Kershaw is proud to introduce our new camo pattern. It’s called Stalkland. It was designed by two former military snipers and is based on the principles of concealment they learned during their service in the military.
While many camouflage patterns have hard lines or photorealistic images of vegetation, Stalkland employs soft, blurred lines to create the visual breakup. Here’s why that’s important: The human eye is designed to see straight lines and is drawn to the key features in any terrain, such as large rocks or trees. It helps us identify what we’re seeing. But the goal of camouflage is exactly the opposite of that. Instead of visual identification, camouflage seeks visual concealment.
Stalkland’s soft edges, organic shapes, and natural light and dark shades of color prevent the eye from focusing on it, creating “negative space” where a sniper—or a hunter—can hide, unrecognized. What’s more, the natural shades of green and tan chosen for Kershaw’s Stalkland camo have an almost chameleon-like quality. When placed in a green environment, the eye is drawn to the green shades and the tan creates the negative space. In a tan environment, the eye sees the tan colors and the green “goes negative.” The end result is camo that genuinely does a better job of concealment.

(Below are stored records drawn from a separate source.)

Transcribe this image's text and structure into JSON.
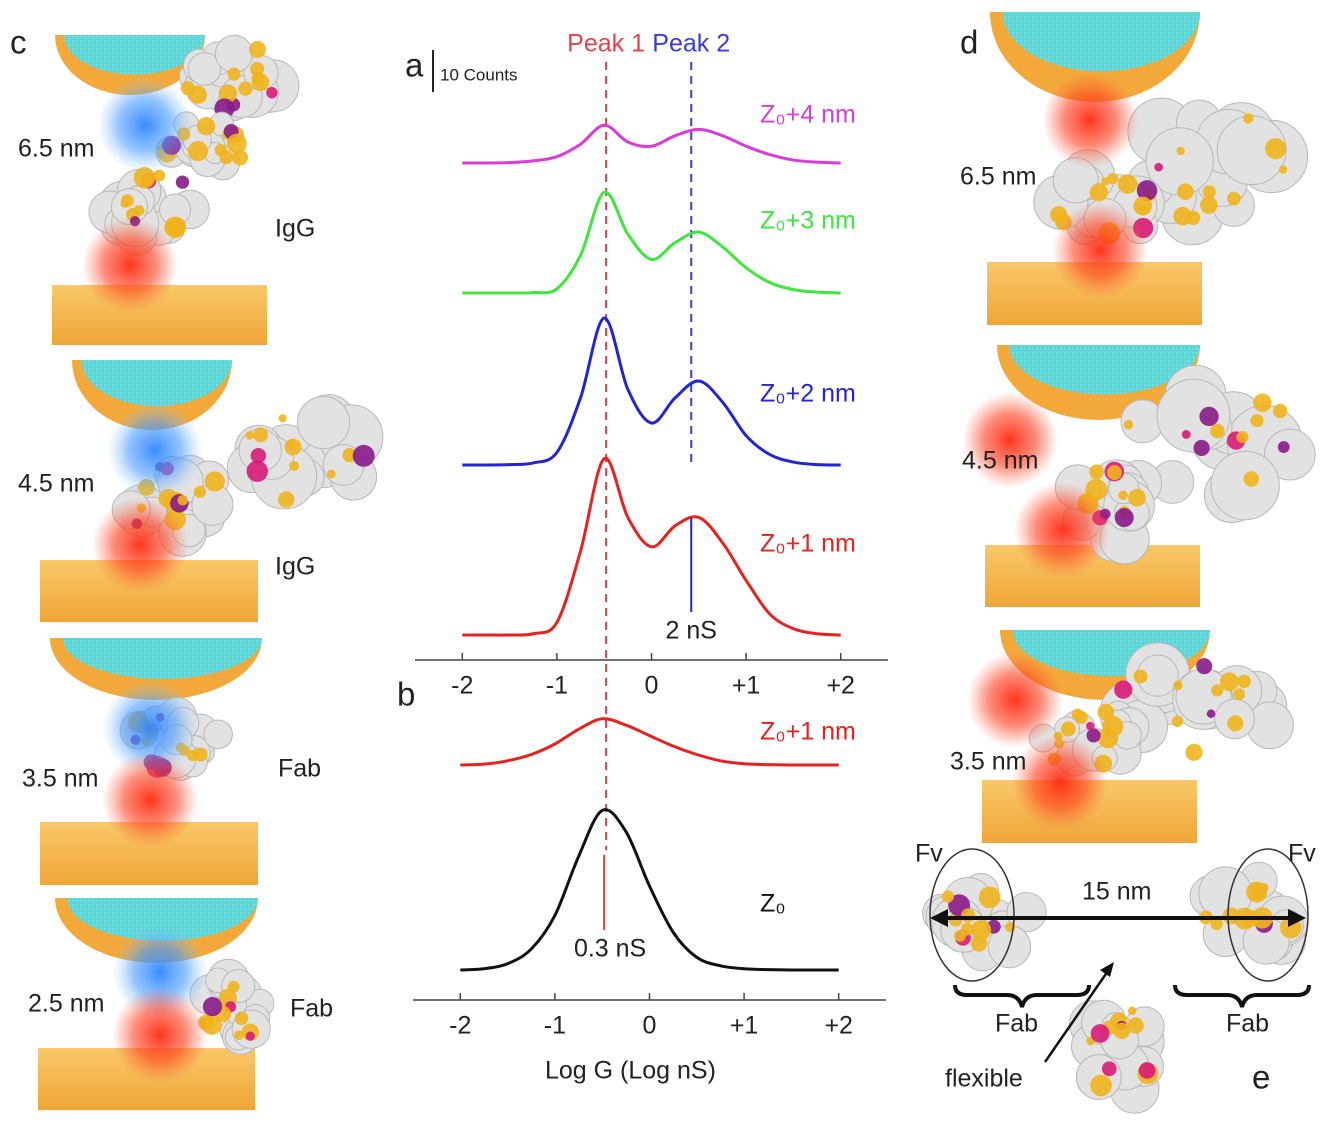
{
  "panels": {
    "c": {
      "label": "c",
      "items": [
        {
          "distance": "6.5 nm",
          "molecule": "IgG"
        },
        {
          "distance": "4.5 nm",
          "molecule": "IgG"
        },
        {
          "distance": "3.5 nm",
          "molecule": "Fab"
        },
        {
          "distance": "2.5 nm",
          "molecule": "Fab"
        }
      ]
    },
    "d": {
      "label": "d",
      "items": [
        {
          "distance": "6.5 nm"
        },
        {
          "distance": "4.5 nm"
        },
        {
          "distance": "3.5 nm"
        }
      ]
    },
    "e": {
      "label": "e",
      "fv_left": "Fv",
      "fv_right": "Fv",
      "length": "15 nm",
      "fab_left": "Fab",
      "fab_right": "Fab",
      "hinge": "flexible"
    }
  },
  "chart_data": [
    {
      "type": "line",
      "panel_label": "a",
      "scale_bar": {
        "value": 10,
        "label": "10 Counts"
      },
      "x": [
        -2,
        -1.75,
        -1.5,
        -1.25,
        -1,
        -0.75,
        -0.5,
        -0.25,
        0,
        0.25,
        0.5,
        0.75,
        1,
        1.25,
        1.5,
        1.75,
        2
      ],
      "xlim": [
        -2.5,
        2.5
      ],
      "xticks": [
        -2,
        -1,
        0,
        {
          "value": 1,
          "label": "+1"
        },
        {
          "value": 2,
          "label": "+2"
        }
      ],
      "series": [
        {
          "name": "Z₀+4 nm",
          "color": "#d93cd9",
          "values": [
            0,
            0,
            0.1,
            0.5,
            1.5,
            4.5,
            9,
            5,
            4,
            6.5,
            8,
            6.5,
            4,
            2,
            0.7,
            0.2,
            0
          ]
        },
        {
          "name": "Z₀+3 nm",
          "color": "#3ee63e",
          "values": [
            0,
            0,
            0,
            0.1,
            1,
            9,
            24,
            14,
            8,
            12,
            14.5,
            11,
            6,
            2.5,
            0.8,
            0.2,
            0
          ]
        },
        {
          "name": "Z₀+2 nm",
          "color": "#2323d8",
          "values": [
            0,
            0,
            0.1,
            0.5,
            3,
            16,
            35,
            18,
            10,
            16,
            20,
            15,
            7,
            2.5,
            0.7,
            0.1,
            0
          ]
        },
        {
          "name": "Z₀+1 nm",
          "color": "#e8201e",
          "values": [
            0,
            0,
            0,
            0.3,
            3,
            20,
            42,
            28,
            21,
            26,
            28,
            22,
            13,
            5,
            1.5,
            0.3,
            0
          ]
        }
      ],
      "peak_lines": [
        {
          "text": "Peak 1",
          "x": -0.48,
          "color": "#e8404a"
        },
        {
          "text": "Peak 2",
          "x": 0.42,
          "color": "#3a3ae0"
        }
      ],
      "marker": {
        "text": "2 nS",
        "x": 0.42,
        "color": "#2323d8"
      }
    },
    {
      "type": "line",
      "panel_label": "b",
      "x": [
        -2,
        -1.75,
        -1.5,
        -1.25,
        -1,
        -0.75,
        -0.5,
        -0.25,
        0,
        0.25,
        0.5,
        0.75,
        1,
        1.25,
        1.5,
        1.75,
        2
      ],
      "xlim": [
        -2.5,
        2.5
      ],
      "xticks": [
        -2,
        -1,
        0,
        {
          "value": 1,
          "label": "+1"
        },
        {
          "value": 2,
          "label": "+2"
        }
      ],
      "xlabel": "Log G (Log nS)",
      "series": [
        {
          "name": "Z₀+1 nm",
          "color": "#e8201e",
          "values": [
            0,
            0.2,
            1,
            2.5,
            5,
            8.5,
            11,
            9.5,
            7,
            4.5,
            2.5,
            1,
            0.3,
            0.1,
            0,
            0,
            0
          ]
        },
        {
          "name": "Z₀",
          "color": "#111111",
          "values": [
            0,
            0.3,
            1.5,
            5,
            13,
            27,
            38,
            33,
            20,
            9,
            3,
            1,
            0.3,
            0.1,
            0,
            0,
            0
          ]
        }
      ],
      "marker": {
        "text": "0.3 nS",
        "x": -0.48,
        "color": "#e8404a"
      }
    }
  ]
}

Sniper Dynamics, the makers of Stalkland, created a special version of their Stalkland Legacy pattern when they learned they would be working with Kershaw. Called Legacy Reduced, the pattern has been slightly reduced in size so that more detail will show up on smaller items—such as knives.
The change to Stalkland is a change for the better and we’re excited to be able to offer you this major improvement in camo technology.